Jonnie, an introduction
by AmyJo
Ephemera:
1: something transitory; lasting a day
2: an insect that lives only for a day in its winged form,
i.e. a mayfly
3: A short-lived thing.
4: Printed matter of passing interest.
Hardcore:
1. a form of music with hard fast delivery.
simple and effective sounds, mainly focussed [sic] on a
message. message is ussually [sic] unity, anarky, [sic] strength or public
power.
2. HARDCORE is
the limit, it is the core of cool things! It is the mother of things!
(1 &2. source, the Urban Dictionary)
hard-core also hard·core (härdkôr, -kr)
adj.
adj.
- Intensely
loyal; die-hard: a hard-core
secessionist; a hard-core golfer.
- Stubbornly
resistant to improvement or change: hard-core
poverty.
- Extremely
graphic or explicit: hard-core
pornography.
In the pages that follow we
see what happens when an archivist with absurdist tendencies catalogues the
minutiae of daily existence. But Jonnie
is no nebbish, collecting facts and sticking them like boogers to the page. Here are no dull recitations of the
collector, no dry scraps preserved in a vacuum.

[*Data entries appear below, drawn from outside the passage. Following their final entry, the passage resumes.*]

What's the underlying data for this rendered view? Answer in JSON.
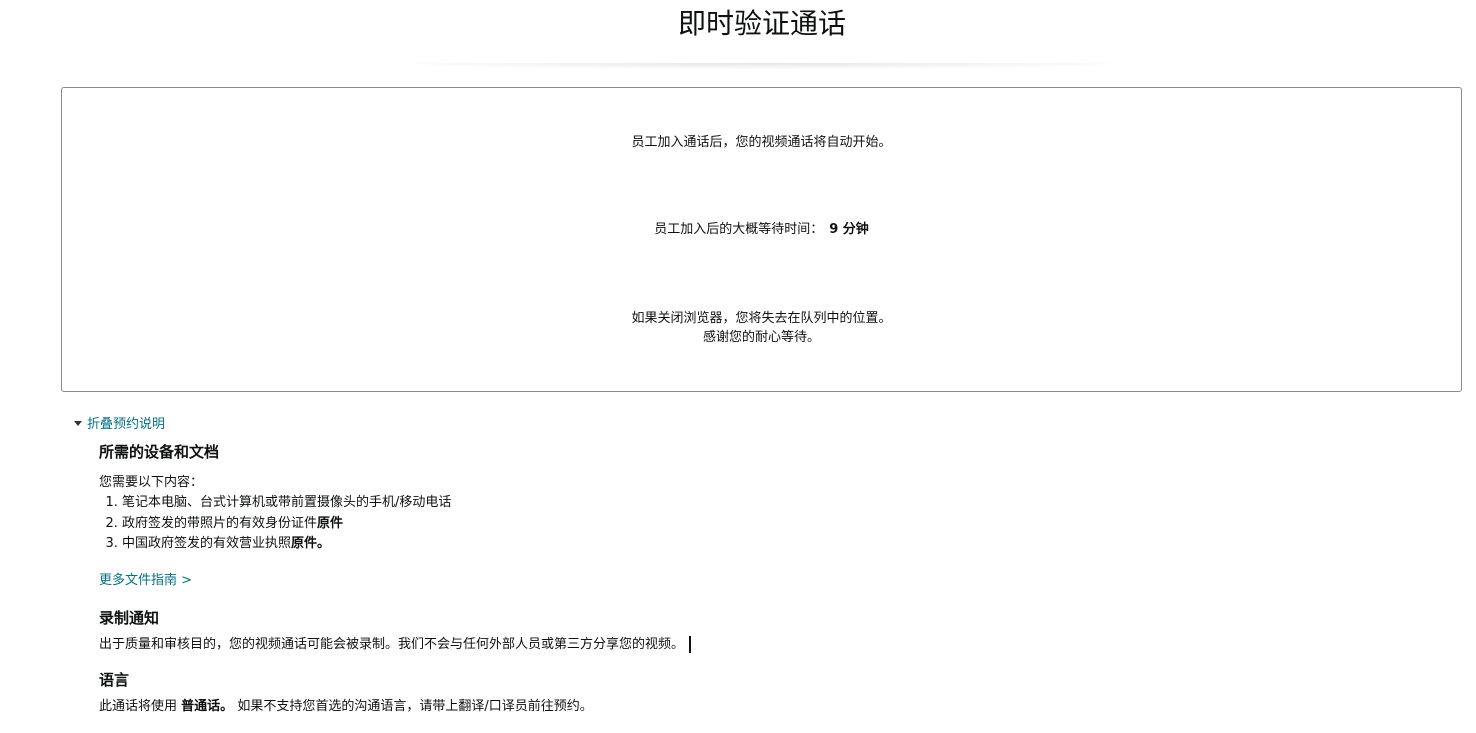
{
  "header": {
    "title": "即时验证通话"
  },
  "status_box": {
    "auto_start": "员工加入通话后，您的视频通话将自动开始。",
    "wait_label": "员工加入后的大概等待时间：",
    "wait_value": "9 分钟",
    "close_warning": "如果关闭浏览器，您将失去在队列中的位置。",
    "thanks": "感谢您的耐心等待。"
  },
  "instructions": {
    "toggle_label": "折叠预约说明",
    "equipment": {
      "heading": "所需的设备和文档",
      "intro": "您需要以下内容：",
      "items": [
        {
          "text": "笔记本电脑、台式计算机或带前置摄像头的手机/移动电话",
          "bold": ""
        },
        {
          "text": "政府签发的带照片的有效身份证件",
          "bold": "原件"
        },
        {
          "text": "中国政府签发的有效营业执照",
          "bold": "原件。"
        }
      ],
      "more_link": "更多文件指南 >"
    },
    "recording": {
      "heading": "录制通知",
      "text": "出于质量和审核目的，您的视频通话可能会被录制。我们不会与任何外部人员或第三方分享您的视频。"
    },
    "language": {
      "heading": "语言",
      "prefix": "此通话将使用",
      "language": "普通话。",
      "suffix": "如果不支持您首选的沟通语言，请带上翻译/口译员前往预约。"
    }
  }
}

Rather we find a compendium at once familiar and revelatory—incidents,
memories, processes, encounters—that reveal the texture both of everyday life,
and the mind of their chronicler—a texture that is not unlike the orange dust
that clings to your fingers after eating a bag of Cheetos—sticky, flavorful,
impossible to get out from under your nails.
In Jonnie 7-11’s book you
will discover the intersection of the ephemeral and the hardcore. One might assume that these two qualities are
contradictory, but in Jonnie’s work the paradox reveals a space where life
itself is illuminated with uncommon intensity.

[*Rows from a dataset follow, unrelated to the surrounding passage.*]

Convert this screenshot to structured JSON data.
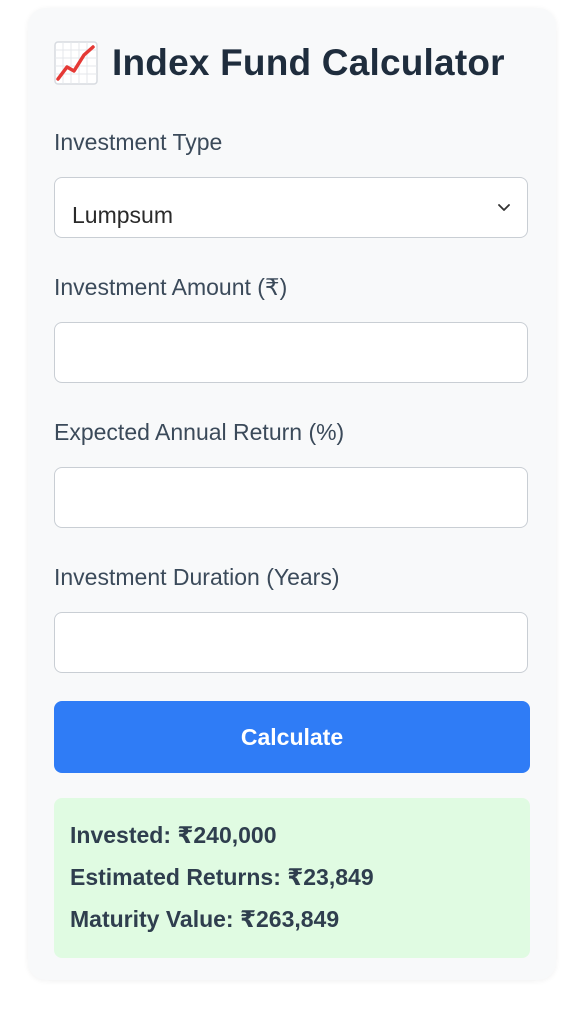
{
  "header": {
    "icon": "chart-increasing-icon",
    "title": "Index Fund Calculator"
  },
  "form": {
    "investment_type": {
      "label": "Investment Type",
      "value": "Lumpsum"
    },
    "amount": {
      "label": "Investment Amount (₹)",
      "value": ""
    },
    "annual_return": {
      "label": "Expected Annual Return (%)",
      "value": ""
    },
    "duration": {
      "label": "Investment Duration (Years)",
      "value": ""
    },
    "submit_label": "Calculate"
  },
  "result": {
    "invested": "Invested: ₹240,000",
    "estimated_returns": "Estimated Returns: ₹23,849",
    "maturity_value": "Maturity Value: ₹263,849"
  },
  "colors": {
    "primary": "#2f7cf6",
    "result_background": "#e0fbe2",
    "title": "#1f2d3d",
    "card_background": "#f8f9fa"
  }
}
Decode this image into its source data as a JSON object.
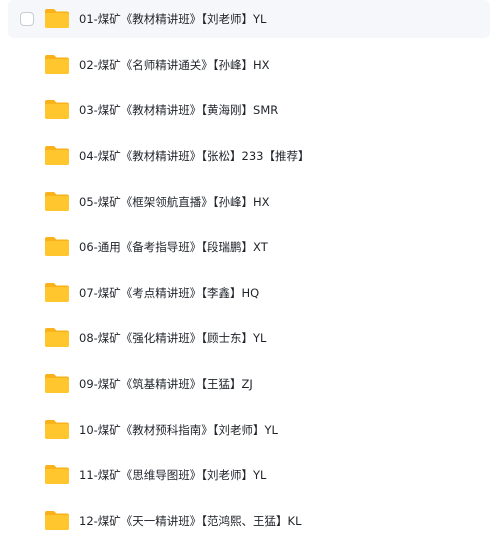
{
  "colors": {
    "folder_body": "#FFC62D",
    "folder_tab": "#F9B21A",
    "text": "#1F2329",
    "hover_row": "#F5F7FA",
    "checkbox_border": "#C9CCD1"
  },
  "icon": "folder-icon",
  "files": [
    {
      "name": "01-煤矿《教材精讲班》【刘老师】YL",
      "type": "folder",
      "hovered": true
    },
    {
      "name": "02-煤矿《名师精讲通关》【孙峰】HX",
      "type": "folder"
    },
    {
      "name": "03-煤矿《教材精讲班》【黄海刚】SMR",
      "type": "folder"
    },
    {
      "name": "04-煤矿《教材精讲班》【张松】233【推荐】",
      "type": "folder"
    },
    {
      "name": "05-煤矿《框架领航直播》【孙峰】HX",
      "type": "folder"
    },
    {
      "name": "06-通用《备考指导班》【段瑞鹏】XT",
      "type": "folder"
    },
    {
      "name": "07-煤矿《考点精讲班》【李鑫】HQ",
      "type": "folder"
    },
    {
      "name": "08-煤矿《强化精讲班》【顾士东】YL",
      "type": "folder"
    },
    {
      "name": "09-煤矿《筑基精讲班》【王猛】ZJ",
      "type": "folder"
    },
    {
      "name": "10-煤矿《教材预科指南》【刘老师】YL",
      "type": "folder"
    },
    {
      "name": "11-煤矿《思维导图班》【刘老师】YL",
      "type": "folder"
    },
    {
      "name": "12-煤矿《天一精讲班》【范鸿熙、王猛】KL",
      "type": "folder"
    }
  ]
}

There is no doubt that Jonnie
is hardcore. From early childhood to his
fully-fledged manhood, Jonnie has exhibited the balls-to-the-wall willingness
to explore the world as it is and to interact with what’s right there in front
of him. Whether he is breaking rocks for eight hours a day , practicing mole
removal with ordinary nail clippers, conducting experiments by micturating into
his own visage, chasing Amish buggies or freight trains, encountering day
laborers, his Liebling, archivists, bloggers, landlords, esquimaux, drunks,
golfers or schizophrenics, Jonnie does not shrink from experience. No subject, no matter how mundane, no person,
no matter how crazy, escapes his notice.
As Jonnie himself professes, he has an affection for stupidity.
At first glance this book
might seem like a compendium of ephemera—disconnected and utterly without
point. Jonnie himself calls his blog
(from which these entries were drawn) “a place to store my stuff”. However, taken all together, what emerges in
these pages is, for me at least, truly rare.
Behind the fork fangs and the hulk hands and the pirate salute is a person
who strikes me as kind and intelligent and imaginative and wise.
Read between the lines of his
anecdotes and the ephemera he presents will remind you that life—fleeting,
ordinary life—can be exciting and fun.
This is a powerful thing to do.
On the surface his anecdotes and craft projects are hilarious—but after
continued exposure they become—absurdly-- uplifting.
Jonnie first came to me by
reputation, as the librettist and chief tenor of his dadaist masterpiece, The Toilet
Opera. His aria “hear my flush, fear my
flush”, even at secondhand, is unforgettable.
On the basis of that single exuberant couplet, I concluded that Jonnie
Gilliom was a man whose hand I’d be proud to shake (after we both washed, of
course).
Nearly ten years later, Boz,
Jonnie and I gathered online and audio-blogged
excerpts from “Bat Out of Hell”.
I was grieving the suicide of a dear friend and laid up in bed with a
broken ankle. My family were all far
away. So were my friends. But online, the three of us had what I will
always consider a wake. Jonnie didn’t
speak any traditional words of sympathy. Sentimentality isn’t his style. But he
sang Meatloaf into a pillow while
wearing a Frankenstein mask, baying into the phone in his signature tuneless
Frank Zappa voice and , four hundred miles away, I laughed until I cried.
I don’t know if he even
remembers that night, and it doesn’t matter.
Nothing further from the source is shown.